- Los recuentos manuales de inventario son propensos a error y a menudo solo se hacen de forma esporádica.
- El seguimiento a nivel de ingrediente ligado a las ventas revela dónde se produce realmente el desperdicio.
- Las alertas automáticas de stock bajo evitan tanto pedir de más como quedarse sin producto.
- Los datos de merma deberían ligarse a platos y procesos de preparación concretos, no quedarse en lo genérico.
Los recuentos manuales son esporádicos y propensos a error
Contar físicamente el inventario consume mucho tiempo, y por eso muchos restaurantes solo lo hacen periódicamente en lugar de de forma continua — y el propio recuento manual es propenso a error, lo que significa que los números con los que trabaja un gerente suelen ser a la vez desactualizados e imprecisos.

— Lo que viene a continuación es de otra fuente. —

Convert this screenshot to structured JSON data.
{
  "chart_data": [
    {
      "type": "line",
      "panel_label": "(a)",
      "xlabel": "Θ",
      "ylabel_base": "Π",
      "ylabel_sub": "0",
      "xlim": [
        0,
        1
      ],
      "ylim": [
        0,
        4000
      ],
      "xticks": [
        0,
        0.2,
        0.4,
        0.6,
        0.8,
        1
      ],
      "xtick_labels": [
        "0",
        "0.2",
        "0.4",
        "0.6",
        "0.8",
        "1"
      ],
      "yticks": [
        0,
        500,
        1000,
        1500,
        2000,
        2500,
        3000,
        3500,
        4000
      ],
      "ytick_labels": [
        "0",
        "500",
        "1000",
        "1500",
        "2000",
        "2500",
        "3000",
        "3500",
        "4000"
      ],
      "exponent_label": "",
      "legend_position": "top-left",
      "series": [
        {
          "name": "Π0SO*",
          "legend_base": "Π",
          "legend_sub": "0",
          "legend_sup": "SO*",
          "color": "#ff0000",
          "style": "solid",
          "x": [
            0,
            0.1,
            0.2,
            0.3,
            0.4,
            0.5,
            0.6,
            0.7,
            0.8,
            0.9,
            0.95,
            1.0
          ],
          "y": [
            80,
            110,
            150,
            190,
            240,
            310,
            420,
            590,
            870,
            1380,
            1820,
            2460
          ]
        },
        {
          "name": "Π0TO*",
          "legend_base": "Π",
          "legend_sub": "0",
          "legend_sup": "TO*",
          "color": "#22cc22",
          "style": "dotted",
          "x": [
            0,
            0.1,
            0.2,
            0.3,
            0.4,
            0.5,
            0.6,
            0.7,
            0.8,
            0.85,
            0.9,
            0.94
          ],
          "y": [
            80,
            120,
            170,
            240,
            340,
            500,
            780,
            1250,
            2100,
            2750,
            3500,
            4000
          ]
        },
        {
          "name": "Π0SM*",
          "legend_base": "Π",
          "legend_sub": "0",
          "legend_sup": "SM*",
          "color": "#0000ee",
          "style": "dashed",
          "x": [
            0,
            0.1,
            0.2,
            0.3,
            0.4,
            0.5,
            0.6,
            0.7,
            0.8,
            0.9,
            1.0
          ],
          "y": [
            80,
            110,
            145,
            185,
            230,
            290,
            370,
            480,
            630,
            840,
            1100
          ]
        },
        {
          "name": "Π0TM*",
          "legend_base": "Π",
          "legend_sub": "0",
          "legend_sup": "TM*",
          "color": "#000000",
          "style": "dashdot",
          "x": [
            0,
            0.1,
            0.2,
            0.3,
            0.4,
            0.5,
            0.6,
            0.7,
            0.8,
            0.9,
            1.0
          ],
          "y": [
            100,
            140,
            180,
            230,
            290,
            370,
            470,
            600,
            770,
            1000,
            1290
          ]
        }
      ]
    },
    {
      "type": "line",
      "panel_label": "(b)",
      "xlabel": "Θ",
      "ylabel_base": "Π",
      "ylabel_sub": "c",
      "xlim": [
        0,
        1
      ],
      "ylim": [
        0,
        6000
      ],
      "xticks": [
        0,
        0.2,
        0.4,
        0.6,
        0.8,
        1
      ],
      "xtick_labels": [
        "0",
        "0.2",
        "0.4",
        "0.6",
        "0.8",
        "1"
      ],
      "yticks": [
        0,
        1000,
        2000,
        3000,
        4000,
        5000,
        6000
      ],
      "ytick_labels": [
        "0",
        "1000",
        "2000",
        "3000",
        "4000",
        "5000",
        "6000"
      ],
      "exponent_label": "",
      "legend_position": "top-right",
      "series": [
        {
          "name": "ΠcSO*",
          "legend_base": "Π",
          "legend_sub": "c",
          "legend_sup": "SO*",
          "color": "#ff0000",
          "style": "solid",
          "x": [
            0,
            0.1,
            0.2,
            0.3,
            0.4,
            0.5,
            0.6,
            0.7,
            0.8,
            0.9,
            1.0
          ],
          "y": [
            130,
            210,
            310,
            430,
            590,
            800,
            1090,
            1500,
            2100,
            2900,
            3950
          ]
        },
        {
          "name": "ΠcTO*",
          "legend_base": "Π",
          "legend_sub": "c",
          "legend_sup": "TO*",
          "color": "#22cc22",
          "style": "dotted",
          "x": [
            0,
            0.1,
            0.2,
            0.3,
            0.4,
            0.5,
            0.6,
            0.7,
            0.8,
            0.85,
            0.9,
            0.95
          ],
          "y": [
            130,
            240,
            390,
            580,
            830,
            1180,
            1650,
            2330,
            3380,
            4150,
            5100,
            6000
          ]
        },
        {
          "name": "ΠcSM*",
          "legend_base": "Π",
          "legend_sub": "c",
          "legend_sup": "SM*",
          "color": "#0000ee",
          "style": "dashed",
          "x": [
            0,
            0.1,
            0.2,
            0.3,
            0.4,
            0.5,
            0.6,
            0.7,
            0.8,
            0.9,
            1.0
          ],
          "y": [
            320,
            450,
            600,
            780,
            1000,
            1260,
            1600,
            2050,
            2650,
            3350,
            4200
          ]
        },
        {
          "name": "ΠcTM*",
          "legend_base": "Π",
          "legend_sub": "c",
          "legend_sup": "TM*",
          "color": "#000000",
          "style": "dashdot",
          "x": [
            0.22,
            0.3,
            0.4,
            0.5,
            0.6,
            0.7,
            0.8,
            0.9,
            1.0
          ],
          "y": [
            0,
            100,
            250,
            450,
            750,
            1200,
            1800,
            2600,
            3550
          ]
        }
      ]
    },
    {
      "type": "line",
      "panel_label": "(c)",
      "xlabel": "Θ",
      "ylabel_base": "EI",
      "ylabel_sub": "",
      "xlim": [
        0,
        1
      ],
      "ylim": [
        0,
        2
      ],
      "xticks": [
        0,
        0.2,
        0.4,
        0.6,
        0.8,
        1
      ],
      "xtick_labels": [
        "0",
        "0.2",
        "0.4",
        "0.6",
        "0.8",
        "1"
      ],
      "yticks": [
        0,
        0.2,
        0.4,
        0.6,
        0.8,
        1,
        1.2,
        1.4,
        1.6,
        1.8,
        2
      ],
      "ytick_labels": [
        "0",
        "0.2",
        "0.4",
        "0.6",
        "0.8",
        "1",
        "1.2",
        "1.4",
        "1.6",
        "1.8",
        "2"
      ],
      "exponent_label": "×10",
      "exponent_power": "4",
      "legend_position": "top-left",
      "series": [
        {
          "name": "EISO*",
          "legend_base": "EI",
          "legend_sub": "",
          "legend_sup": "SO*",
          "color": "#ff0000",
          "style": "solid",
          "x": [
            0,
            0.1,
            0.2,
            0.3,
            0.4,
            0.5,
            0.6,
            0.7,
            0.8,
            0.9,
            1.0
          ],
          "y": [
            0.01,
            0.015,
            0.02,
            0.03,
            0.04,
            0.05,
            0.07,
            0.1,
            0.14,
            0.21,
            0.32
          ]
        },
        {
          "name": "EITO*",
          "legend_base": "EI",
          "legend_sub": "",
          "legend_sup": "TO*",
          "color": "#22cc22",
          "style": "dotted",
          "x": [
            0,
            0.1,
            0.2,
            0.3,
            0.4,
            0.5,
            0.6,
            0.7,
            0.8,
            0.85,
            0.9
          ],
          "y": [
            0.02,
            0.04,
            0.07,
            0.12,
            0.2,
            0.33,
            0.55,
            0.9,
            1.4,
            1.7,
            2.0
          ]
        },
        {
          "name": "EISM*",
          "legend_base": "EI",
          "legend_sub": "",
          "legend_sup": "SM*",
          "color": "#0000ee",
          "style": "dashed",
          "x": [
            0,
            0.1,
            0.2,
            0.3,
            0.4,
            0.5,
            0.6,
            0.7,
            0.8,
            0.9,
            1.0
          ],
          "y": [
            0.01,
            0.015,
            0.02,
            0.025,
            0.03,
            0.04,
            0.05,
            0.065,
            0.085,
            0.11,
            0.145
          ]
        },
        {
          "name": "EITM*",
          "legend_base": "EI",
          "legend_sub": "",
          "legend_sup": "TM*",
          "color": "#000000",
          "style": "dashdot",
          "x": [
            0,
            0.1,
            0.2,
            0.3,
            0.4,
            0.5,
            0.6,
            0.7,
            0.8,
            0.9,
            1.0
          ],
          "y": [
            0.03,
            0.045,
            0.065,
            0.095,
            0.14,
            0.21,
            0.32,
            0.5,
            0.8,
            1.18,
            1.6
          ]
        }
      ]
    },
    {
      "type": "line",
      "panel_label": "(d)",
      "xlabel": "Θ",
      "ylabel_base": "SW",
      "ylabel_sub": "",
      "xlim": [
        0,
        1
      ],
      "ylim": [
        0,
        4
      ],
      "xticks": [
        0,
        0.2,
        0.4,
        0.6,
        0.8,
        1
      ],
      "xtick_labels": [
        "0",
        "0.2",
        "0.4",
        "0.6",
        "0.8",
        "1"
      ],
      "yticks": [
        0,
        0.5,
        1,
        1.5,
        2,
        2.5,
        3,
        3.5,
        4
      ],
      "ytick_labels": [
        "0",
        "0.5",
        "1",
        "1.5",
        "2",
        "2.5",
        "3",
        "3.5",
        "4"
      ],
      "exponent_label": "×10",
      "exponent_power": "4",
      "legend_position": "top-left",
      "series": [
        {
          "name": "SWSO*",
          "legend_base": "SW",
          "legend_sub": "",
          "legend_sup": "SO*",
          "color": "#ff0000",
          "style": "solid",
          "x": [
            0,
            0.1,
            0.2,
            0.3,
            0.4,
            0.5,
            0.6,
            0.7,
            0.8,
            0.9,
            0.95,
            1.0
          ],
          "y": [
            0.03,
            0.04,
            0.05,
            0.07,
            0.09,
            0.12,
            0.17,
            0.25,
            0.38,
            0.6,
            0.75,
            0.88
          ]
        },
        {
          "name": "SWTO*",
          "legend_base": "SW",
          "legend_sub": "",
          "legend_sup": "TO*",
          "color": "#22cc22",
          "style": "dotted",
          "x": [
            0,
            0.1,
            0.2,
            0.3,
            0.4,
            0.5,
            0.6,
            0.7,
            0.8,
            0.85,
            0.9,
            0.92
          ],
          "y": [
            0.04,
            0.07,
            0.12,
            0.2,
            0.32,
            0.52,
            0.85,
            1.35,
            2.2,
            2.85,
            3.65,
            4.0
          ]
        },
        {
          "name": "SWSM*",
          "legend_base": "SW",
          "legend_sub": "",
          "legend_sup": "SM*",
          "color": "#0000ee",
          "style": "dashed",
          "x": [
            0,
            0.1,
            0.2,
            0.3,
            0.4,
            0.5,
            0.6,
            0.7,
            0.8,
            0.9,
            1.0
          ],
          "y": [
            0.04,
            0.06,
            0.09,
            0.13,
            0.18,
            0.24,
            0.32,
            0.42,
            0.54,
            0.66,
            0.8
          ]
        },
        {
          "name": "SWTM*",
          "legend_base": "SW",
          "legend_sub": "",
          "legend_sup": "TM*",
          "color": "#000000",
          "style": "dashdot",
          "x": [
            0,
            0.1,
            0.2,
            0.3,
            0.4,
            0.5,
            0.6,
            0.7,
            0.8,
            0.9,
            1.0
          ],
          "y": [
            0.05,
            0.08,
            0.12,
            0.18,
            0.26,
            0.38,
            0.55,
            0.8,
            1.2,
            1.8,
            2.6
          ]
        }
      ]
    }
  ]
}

Las alertas automáticas evitan ambos extremos
Las alertas automáticas de stock bajo, ajustadas a los patrones de consumo reales en lugar de a un umbral fijo genérico, ayudan a un restaurante a evitar tanto pedir de más (inmovilizando efectivo y arriesgando caducidades) como pedir de menos (quedarse sin producto en pleno servicio, un golpe directo a los ingresos y a la experiencia del cliente).